Chandler: Red Tide
- Chandler: Red Tide (1976) Painted cover by writer-artist Jim Steranko
- Author: Jim Steranko
- Illustrator: Jim Steranko
- Cover artist: Jim Steranko
- Series: Fiction Illustrated Vol. 3
- Genre: Graphic Novel, Historical Fiction
- Publisher: Pyramid Books
- Publication date: 1976
- Publication place: United States
- Media type: Print (paperback)

= Chandler: Red Tide =

Book by Jim Steranko

Chandler: Red Tide is a 1976 illustrated novel, an early form of graphic novel, by writer-artist Jim Steranko.

The digest-sized book combines typeset text with two same-sized illustrations per page, utilizing no word balloons or other traditional comics text conventions. A hard-boiled detective novel in the film noir style, its protagonist is a private detective named Chandler (an homage to author Raymond Chandler) who is hired by a man who claims to have been poisoned by the same people responsible for a notorious gangland slaying. As Chandler tracks down witnesses, each begins to turn up dead.

== Publication history ==

Newsstand edition, distributed by Curtis Circulation (see logo, top left), stressing Fiction Illustrated series. Note "Vol. 3" at top right.

Packaged by Byron Preiss Visual Publications and published by Pyramid Books, under vice-president Norman Goldfein, in 1976, Chandler was written, drawn, and colored by veteran comics creator Jim Steranko. There is an introduction by crime novelist and former San Francisco private detective Joe Gores, and a foreword by Preiss. The original cover price was one dollar.

Preiss said the book was "created to retail at American newsstands alongside hundreds of other paperback offerings". The mass-market edition (ISBN 0-515-04078-9), which Preiss said had a "50,000+ press run", was the third in a series from the publisher, and also known as Fiction Illustrated Vol. 3. (See image at left.) It was supplemented by a separate edition for bookstores that was double the dimensions of the newsstand edition.

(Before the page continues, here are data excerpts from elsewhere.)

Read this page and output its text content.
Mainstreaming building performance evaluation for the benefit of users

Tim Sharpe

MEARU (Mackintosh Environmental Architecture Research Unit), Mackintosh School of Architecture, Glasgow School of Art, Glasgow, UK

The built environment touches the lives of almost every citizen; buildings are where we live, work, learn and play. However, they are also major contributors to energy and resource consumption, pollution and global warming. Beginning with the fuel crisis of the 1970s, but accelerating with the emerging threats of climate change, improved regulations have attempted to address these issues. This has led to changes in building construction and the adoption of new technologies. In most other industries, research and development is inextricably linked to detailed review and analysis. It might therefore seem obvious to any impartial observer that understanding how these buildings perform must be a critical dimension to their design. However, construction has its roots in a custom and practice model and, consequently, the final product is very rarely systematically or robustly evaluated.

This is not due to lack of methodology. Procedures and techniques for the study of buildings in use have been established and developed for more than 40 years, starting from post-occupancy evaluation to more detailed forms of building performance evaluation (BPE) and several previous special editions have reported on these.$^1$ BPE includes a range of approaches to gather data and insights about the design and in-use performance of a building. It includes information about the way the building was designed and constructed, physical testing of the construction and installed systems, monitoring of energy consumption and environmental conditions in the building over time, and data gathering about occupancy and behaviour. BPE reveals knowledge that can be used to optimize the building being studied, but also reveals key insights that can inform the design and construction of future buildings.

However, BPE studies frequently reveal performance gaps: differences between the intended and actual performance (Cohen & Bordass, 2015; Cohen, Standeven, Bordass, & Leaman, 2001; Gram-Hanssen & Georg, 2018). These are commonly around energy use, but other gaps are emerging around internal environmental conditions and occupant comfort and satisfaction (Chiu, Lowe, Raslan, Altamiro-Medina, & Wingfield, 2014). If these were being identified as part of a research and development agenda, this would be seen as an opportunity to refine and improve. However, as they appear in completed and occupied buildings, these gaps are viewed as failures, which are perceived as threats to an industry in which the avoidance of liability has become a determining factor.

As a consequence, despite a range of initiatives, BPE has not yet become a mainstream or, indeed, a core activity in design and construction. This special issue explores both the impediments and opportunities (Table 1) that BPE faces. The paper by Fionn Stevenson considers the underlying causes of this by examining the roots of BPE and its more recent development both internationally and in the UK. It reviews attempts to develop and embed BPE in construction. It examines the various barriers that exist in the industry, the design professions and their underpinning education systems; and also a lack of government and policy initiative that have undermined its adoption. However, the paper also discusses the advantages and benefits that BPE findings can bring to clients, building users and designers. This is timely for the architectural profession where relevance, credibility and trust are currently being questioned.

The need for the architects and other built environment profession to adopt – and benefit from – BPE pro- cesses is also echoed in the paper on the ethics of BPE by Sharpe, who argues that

Steranko, through his company Supergraphics, additionally offered the latter in a limited edition of 750 with a signed and numbered signature plate.

Steranko in 1978 recalled the project's genesis:

Chandler was a fill-in book. That particular number of [the] Fiction Illustrated [series] was to have been Ralph Reese's Sherlock Holmes book [eventually published as Fiction Illustrated No. 4 — Son of Sherlock Holmes (1977)]. Ralph had worked on it for a year, and Byron realized ... that the book couldn't get out in time. He asked me if I would do a book to replace it. There are two men you never ask to fill in on a late deadline: Neal Adams and myself. We're both overcommitted. Byron's a good friend and I tried to do what I could for him, so I said I would do this book. It was produced in 2½ months where it should have taken at least six months to do. It was my first visual novel, and it was a major project.

He elsewhere said that in creating the book he used golden sectioning, "a mathematical formula to arrange elements in a unified structure, to create an image-to-text relationship that readers would be very comfortable with. The text on any given page related only to that page".

Steranko, who retained rights to the character, was then assigned to create a 12-page "Chandler" story for Penthouse magazine, working with executive editor Art Cooper. When Cooper departed Penthouse, the project was canceled and Steranko was paid a kill fee.

Dark Horse Comics had planned to publish a revised edition of Chandler: Red Tide in December 1999, with revamped and more hardboiled art and text by Steranko, but this did not see fruition. Dark Horse Presents vol. 3, No. 3 (Aug. 2011) included a 13-page Chapter 1 of Red Tide.

==Reception==

Print featuring the title character. Art by Jim Steranko.

Chandler: Red Tide did not meet sales expectations, with Steranko recalling in 2003 that, "When the book appeared it was not embraced by the comic-book community because it didn't have word balloons or captions. Believe it or not, they found that shocking!" In 1978, shortly after the book's publication, he said, "I was disappointed in Pyramid's distribution and promotion of it. ... They did a major mailing on it, but there was more that can be done".

==Illustrated-novel format==
Chandler: Red Tide is similar to Harold Foster's comic strip Prince Valiant in that the narrative is carried by a combination of graphics and text blocks without word balloons. Steranko used the term "graphic novel" in his introduction, though it was labeled "a visual novel" on the cover.